Surviving as a Barbarian in a Fantasy World - Chapter 94
Only Web ????????? .???
———————
Bab 94 – Merasakan Misteri (2)
“Sepertinya kamu tidak bisa tidur.”
“Bagaimana mungkin aku bisa melakukan hal seperti ini? Aku masih sangat bersemangat sampai-sampai aku bisa gila.”
“Kelihatannya cukup menarik.”
“Itu pernyataan yang meremehkan.”
Arkamis menggelengkan kepalanya dan berjalan masuk.
Dia duduk di kursi dan mengocok botol kaca.
Butiran-butiran berwarna-warni di dalamnya berputar lembut.
“Butiran-butiran ini tidak memiliki sifat bawaan. Butiran-butiran ini tidak mengandung misteri, tidak memiliki keunikan, tidak memiliki karakteristik. Butiran-butiran ini hanyalah zat sederhana dalam arti yang paling murni.”
“Namun, saat bersentuhan dengan reaksi tertentu dan material lain, mereka berubah dan memiliki sifat material tersebut. Jika emas, maka akan menjadi emas; jika berlian, maka akan memiliki karakteristik berlian. Saat bersentuhan dengan sesuatu yang penuh misteri, maka akan dipenuhi misteri.”
Dan tidak ada batas untuk transformasi ini.
Sepanjang malam, Arkamis telah mencoba menggunakan total 124 zat yang berbeda, dan butiran-butiran itu telah berubah menjadi semuanya.
“Ada beberapa material sepele yang bisa Anda temukan di jalan, dan katalis yang harganya tiga kali lebih mahal daripada berat emasnya, semuanya.”
Arkamis memandangi butiran-butiran berwarna-warni itu dengan rasa takjub.
Tidak peduli seberapa mahal atau langkanya suatu bahan atau katalis, bahkan fraksi terkecilnya dapat direplikasi dalam jumlah butiran berwarna-warni.
“Ini seperti Batu Bertuah, bukan?”
Batu yang dapat berubah menjadi material apa pun.

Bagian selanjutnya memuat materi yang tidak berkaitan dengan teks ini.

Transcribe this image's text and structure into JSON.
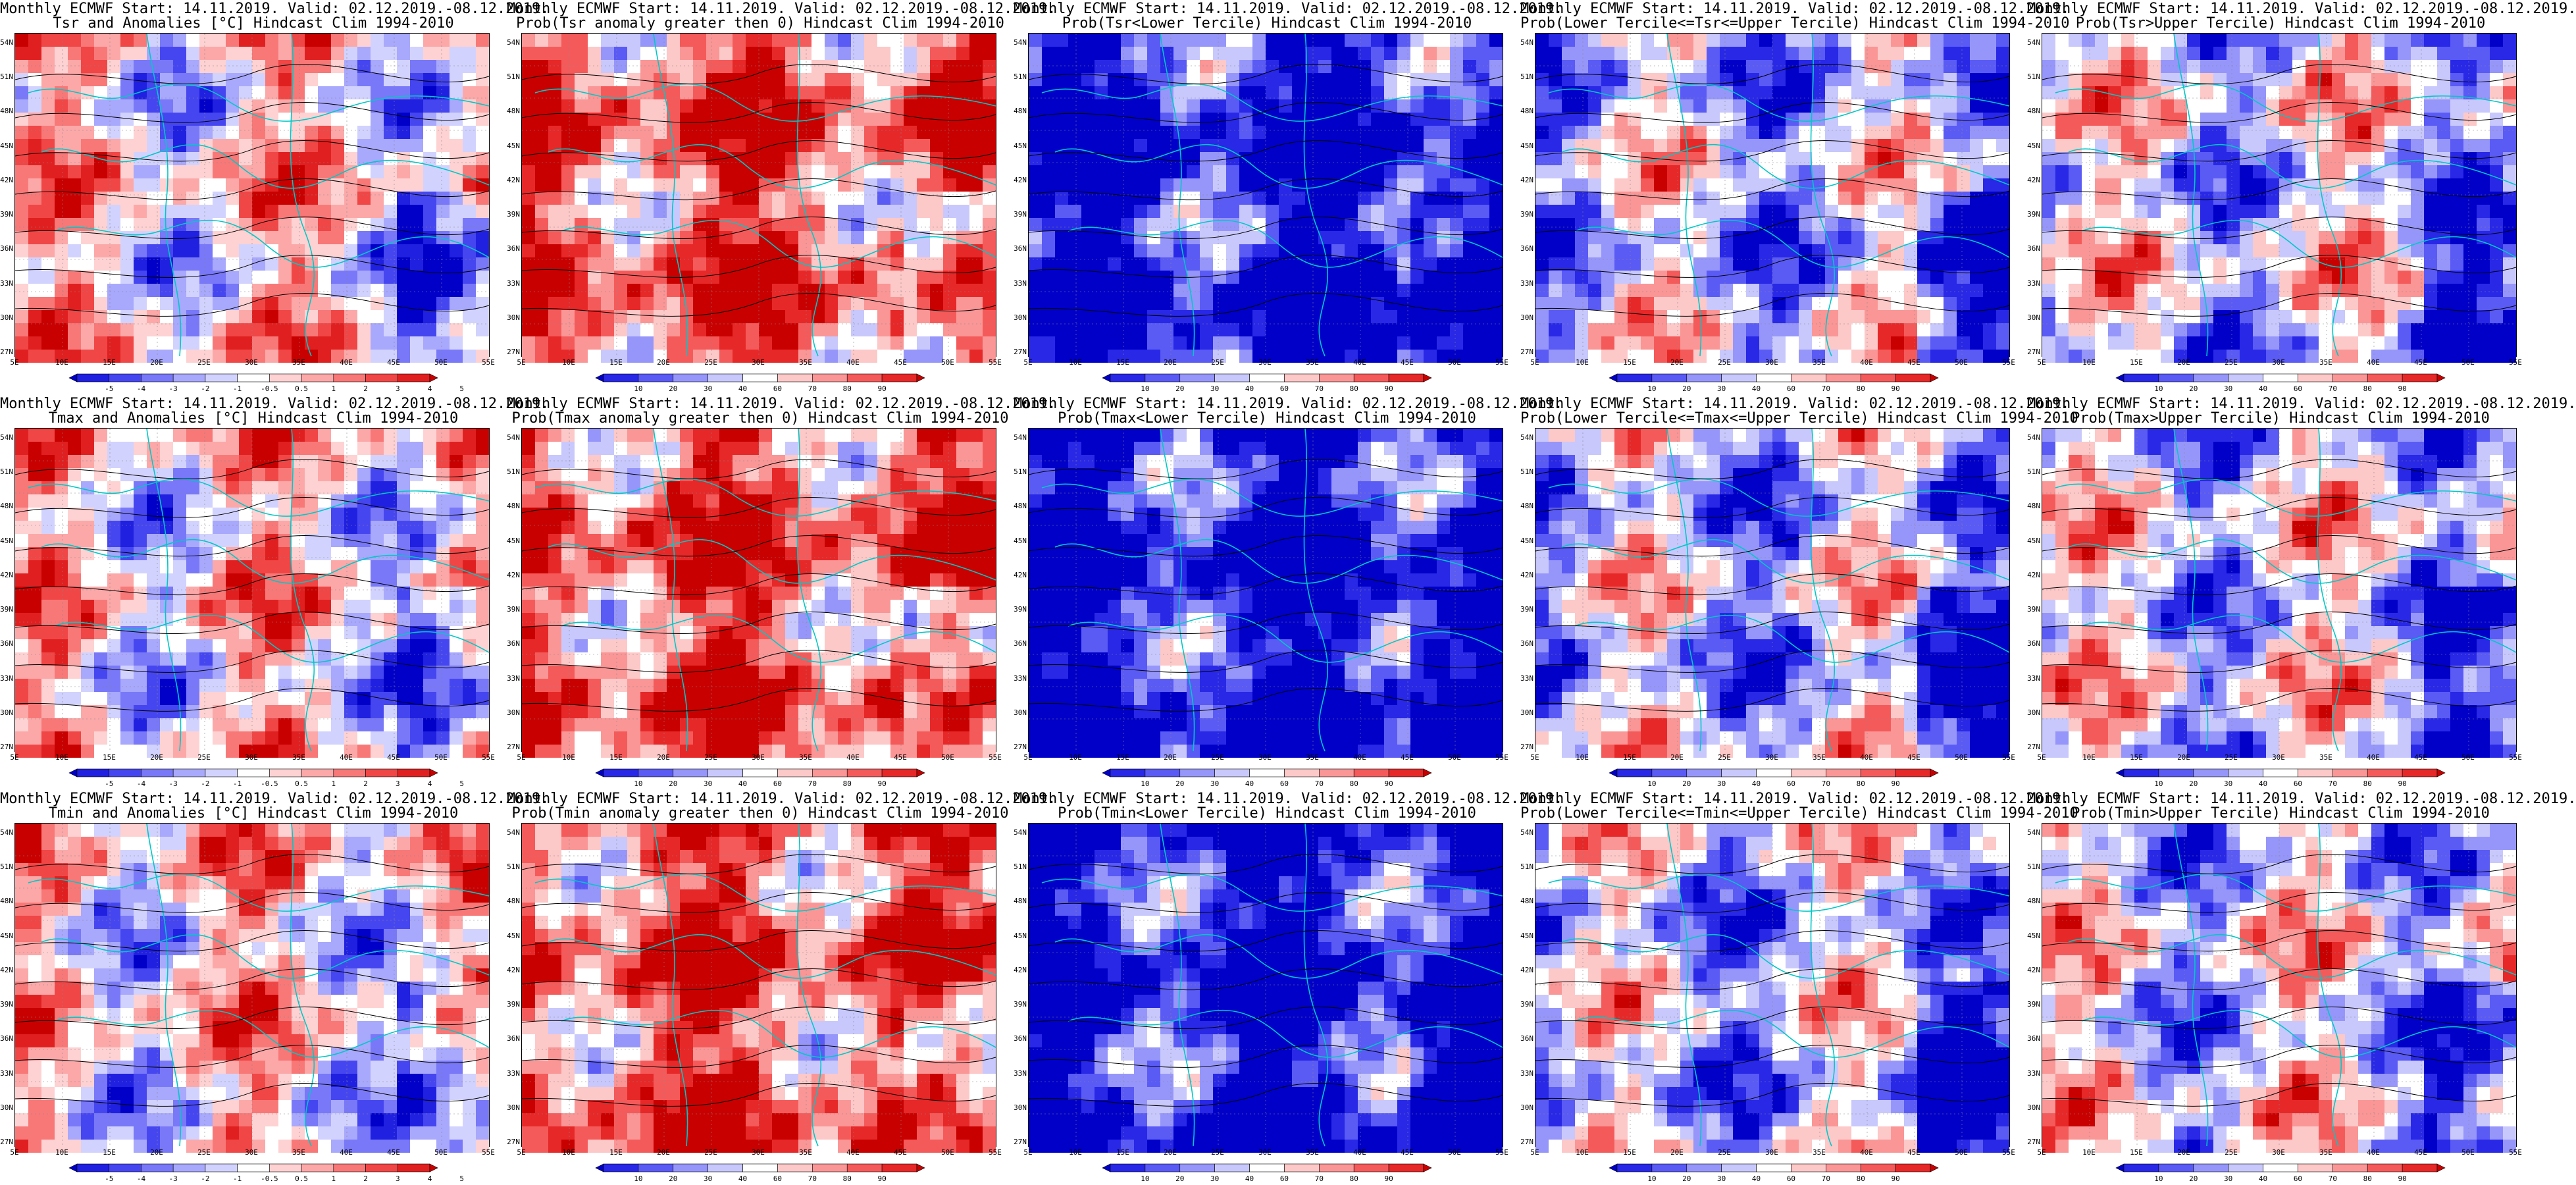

Itu adalah deskripsi yang tepat.
Mata Ketal berbinar.
“Sekarang setelah kau menyebutkannya, memang begitu.”
Dengan kata lain, karakteristik Nano sama seperti Batu Bertuah.
“Bisakah katalis ini digunakan untuk menciptakan Jalan Misteri?”
“Sangat.”
Itu bukan hanya mungkin; itu sangat mudah.
Karena cocok dengan semua bahan, berarti jika bersentuhan dengan Jalan Misteri yang layu, maka akan menjadi Jalan Misteri.
Mata Ketal bersinar terang.
“Tapi ada satu masalah.”
“Apa itu?”
“Jumlahnya terlalu kecil.”
“Ah.”
Jumlah butiran warna-warni yang dibawa Ketal terlalu sedikit.
Itu kurang dari sebutir beras, jauh dari cukup untuk menciptakan Jalan Misteri.
“Mengingat ini adalah material yang saya tangani untuk pertama kalinya, saya mungkin membuat kesalahan, dan saya juga perlu menjalankan berbagai uji keamanan….”
“Kita butuh lebih banyak lagi.”
“Tepat.”
Arkamis diam-diam memperkirakan jumlah yang dibutuhkan.
“Saya rasa kita butuh setidaknya sebanyak ukuran tubuh saya. Bisakah Anda mendapatkan lebih banyak? Dan jika memungkinkan, bahkan lebih dari itu.”
Wajah Arkamis berseri-seri karena kegembiraan.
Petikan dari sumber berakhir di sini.